24 September 2013

"Who Do I Have To Sleep with around Here to Get a Stoli Martini with a Twist of Lemon?"

I have had mixed experiences with the most recent clutch of Woody Allen films — I'm sure I'm not the only one — and of the recent clutch, my favourites are Vicky Cristina Barcelona and Midnight in Paris. As such, I was pleased to see such great early reviews of his latest film, Blue Jasmine, and even more pleased when I got a ticket to a free preview screening last night. But did the film live up to its promise? And is Cate Blanchett's performance really so outstanding?

Essentially, yes. Jasmine (Blanchett), a former New York socialite, is flying to San Francisco to stay with her estranged sister — first class, of course, although she has no money. On the plane, she chatters away, mostly to herself, sips martinis and pops the odd Xanax. Arriving in the taxi with her piles of Louis Vuitton luggage at her sister's apartment doesn't exactly involve any streetcars, regardless of their name, but there is more than a hint of Tennessee Williams both in the setting of the apartment (it looks like the Mission) and in the nuances in Blanchett's lilting drawl.

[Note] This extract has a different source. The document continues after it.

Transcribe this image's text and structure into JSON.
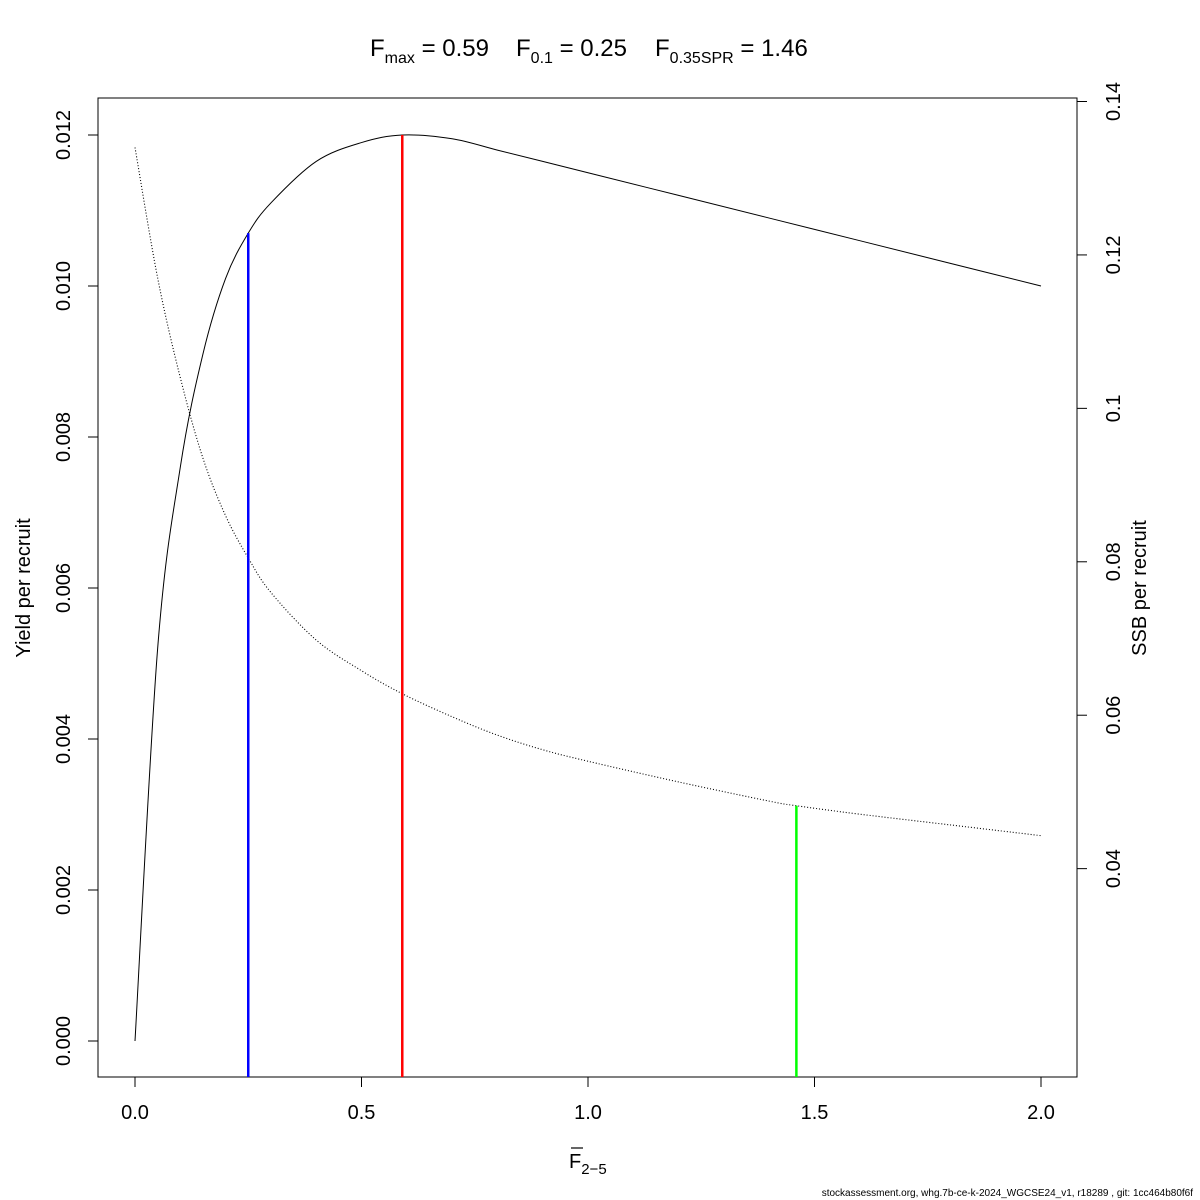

We soon meet Jasmine's sister Ginger (an excellent Sally Hawkins) and her two young sons, and we watch as Jasmine tries to get her feet in the new city, and in her new lifestyle. She ain't in Park Avenue any more, Toto. She hopes to be an interior designer but as she's never had a job before, let alone any relevant experience, she decides to take a computing course that will give her the skills to take an online design course. It makes perfect sense to Jasmine, who is post-nervous-breakdown and in a state of both depression and denial. Meanwhile, she turns her nose up at and openly criticises Ginger's boyfriend Chili (Bobby Cannavale), whom she thinks is beneath her sister.

Throughout all of this, Jasmine keeps drifting in and out of flashbacks of her past life in New York, where she was married to Hal (Alec Baldwin playing the character he always plays), a financier in the Bernie Madoff School of Investments. The story of their relationship and Jasmine's relationship with their now-estranged adoptive son (Alden Ehrenreich) is told only gradually, with a number of good twists and turns along the way. But just as Jasmine finally thinks she might have found the answer to all of her problems in the form of a handsome, kind billionaire with political ambitions (Peter Sarsgaard), she can't help but wonder what will happen if or when her past catches up on her.

Clocking in at just over 90 minutes, Blue Jasmine is tightly scripted and well plotted. I wanted to know more about Jasmine's past, but I was also interested in watching her try — and fail — to be a "normal" working woman in San Francisco. The beauty of Blanchett's performance is that Jasmine is so utterly unlikeable — her character is selfish, thoughtless and shallow and has done, and will continue to do terrible things — and yet you find yourself almost rooting for her. When she meets her new love interest, you almost want things to work out for her, even though she needs help. A slap around the face wouldn't go amiss either.

The relationship between the two sisters works very well too: Ginger always jokes that Jasmine got the better genes (although they are adopted), but Ginger seems to be the happy one with her "shabby" (i.e. gorgeous) San Francisco apartment and the fun, if déclassé, boyfriend. The joke is really on Jasmine who still can't quite see that quitting her university degree to become Hal's trophy wife and achieving nothing apart from a great designer wardrobe for several decades doesn't maker her better than her sister.

Blue Jasmine is, perhaps, funnier than it ought to be given the subject matter, and it's a highly engrossing and entertaining film about a woman in crisis. If you're like me and were hoping for the Midnight in Paris treatment of the City by the Bay, you may be disappointed; save a view gorgeous views from Marin, the film isn't exactly a walking advert from the San Francisco tourist board. That's my only real complaint, though.